Configure status updates

Purpose: Set up webhooks to receive real-time notifications when events happen.

Webhooks provide instant notifications when important events occur like transfer completions or customer updates. Instead of repeatedly checking our API, webhooks notify your application immediately when something changes.

Interactive Webhook Builder

Webhook Configuration Request

{

"url":"https://your-app.com/webhooks/swipelux",

"events": [

"customer.created",

"transfer.completed",

"transfer.failed"

]

}

Webhook Endpoint URL:

⚠️ Must be publicly accessible and use HTTPS for production

Select events to subscribe to:

Customer Events

Customer Created

New customer registered

Customer Updated

Customer information changed

Transfer Events

Transfer Created

New transfer initiated

Transfer Completed

Transfer successfully finished

Transfer Failed

Transfer processing failed

Wallet Events

Wallet Provision Requested

Wallet creation requested

Webhook Configuration3 events

Notifications will be sent to: https://your-app.com/webhooks/swipelux

Response Example

{
  "id": "wh_abc123def456",
  "url": "https://your-app.com/webhooks/swipelux",
  "events": [
    "customer.created",
    "transfer.completed",
    "transfer.failed"
  ],
  "secret": "whsec_abc123def456..."
}

Receiving Webhooks

Once configured, Swipelux will send HTTP POST requests to your webhook URL whenever subscribed events occur.
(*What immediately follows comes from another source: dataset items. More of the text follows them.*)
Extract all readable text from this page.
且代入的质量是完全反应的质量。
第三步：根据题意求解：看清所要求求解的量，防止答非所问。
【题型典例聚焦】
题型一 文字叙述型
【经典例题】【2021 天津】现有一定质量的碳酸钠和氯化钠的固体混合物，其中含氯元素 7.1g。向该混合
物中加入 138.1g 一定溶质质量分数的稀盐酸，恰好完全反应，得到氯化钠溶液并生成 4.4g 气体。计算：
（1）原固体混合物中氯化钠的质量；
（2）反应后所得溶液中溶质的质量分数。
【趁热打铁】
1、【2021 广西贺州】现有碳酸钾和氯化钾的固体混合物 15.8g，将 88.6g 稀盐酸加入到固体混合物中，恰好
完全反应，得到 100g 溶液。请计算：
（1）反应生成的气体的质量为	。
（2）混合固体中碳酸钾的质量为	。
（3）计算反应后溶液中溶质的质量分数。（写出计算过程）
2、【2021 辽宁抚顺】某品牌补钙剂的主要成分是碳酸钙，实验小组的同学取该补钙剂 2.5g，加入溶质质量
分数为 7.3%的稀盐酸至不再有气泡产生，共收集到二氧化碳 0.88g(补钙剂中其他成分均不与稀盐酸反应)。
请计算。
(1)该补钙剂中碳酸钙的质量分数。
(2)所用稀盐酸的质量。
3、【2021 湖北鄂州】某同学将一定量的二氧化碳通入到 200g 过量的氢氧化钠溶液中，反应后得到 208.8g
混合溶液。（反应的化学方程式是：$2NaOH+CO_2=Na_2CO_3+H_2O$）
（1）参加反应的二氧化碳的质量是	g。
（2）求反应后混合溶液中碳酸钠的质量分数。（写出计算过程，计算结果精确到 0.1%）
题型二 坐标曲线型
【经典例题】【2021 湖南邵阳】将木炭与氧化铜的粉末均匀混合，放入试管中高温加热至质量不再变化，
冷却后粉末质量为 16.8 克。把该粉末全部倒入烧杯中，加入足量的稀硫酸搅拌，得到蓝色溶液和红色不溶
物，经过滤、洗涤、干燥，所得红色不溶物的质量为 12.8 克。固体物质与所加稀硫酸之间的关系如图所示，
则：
Your endpoint should:

Return 200 status - Respond with a 2xx status code to acknowledge receipt
Process quickly - Webhook timeouts occur after 10 seconds
Handle idempotency - Use the idempotency_key to prevent duplicate processing

Webhook Payload Structure

Each webhook request contains a JSON payload with event details:

{
  "id": "evt_abc123def456",
  "type": "transfer.completed",
  "created": "2024-01-15T10:30:00Z",
  "idempotency_key": "idem_xyz789abc123",
  "data": {
    "object": {
      "id": "txn_def456ghi789",
      "status": "completed",
      "amount": "100.00",
      "currency": "USD",
      "customer_id": "cus_abc123def456",
      "wallet_id": "wal_ghi789jkl012"
    }
  }
}

Event Types

Event Type	Description
`customer.created`	New customer account created
`customer.updated`	Customer information updated
`wallet.created`	New wallet added to customer
`transfer.pending`	Transfer initiated and pending
`transfer.completed`	Transfer successfully completed
`transfer.failed`	Transfer failed or rejected

Validating Webhooks

Critical: Always verify webhook authenticity using the provided signature to prevent malicious requests.

Signature Verification

Each webhook includes a X-Swipelux-Signature header containing the HMAC-SHA256 signature:

X-Swipelux-Signature: t=1642248600,v1=5d41402abc4b2a76b9719d911017c592

Verification Steps

Extract timestamp and signature from the header
Prepare signed payload by concatenating timestamp + raw request body
Compute HMAC-SHA256 using your webhook secret
Compare signatures using constant-time comparison

Implementation Examples

Best Practices

Store secrets securely - Never hardcode webhook secrets in your application
Validate timestamps - Reject webhooks older than 5 minutes to prevent replay attacks
Handle duplicates - Use idempotency_key to ensure events are processed only once
Log events - Keep detailed logs for debugging and audit trails
Graceful failures - Return appropriate error codes for temporary vs permanent failures

Troubleshooting

Common Issues

Issue	Solution
Webhooks not received	Verify URL is publicly accessible and returns 2xx status
Signature verification fails	Ensure you're using raw request body, not parsed JSON
Duplicate events	Implement idempotency using the `idempotency_key` field
Timeouts	Optimize endpoint to respond within 10 seconds

Testing Webhooks

During development, use tools like ngrok to expose your local server:

ngrok http 3000
# Use the generated URL: https://abc123.ngrok.io/webhooks/swipelux

Next Steps: With webhooks configured, you have real-time visibility into all customer and transfer events. This completes the core integration flow!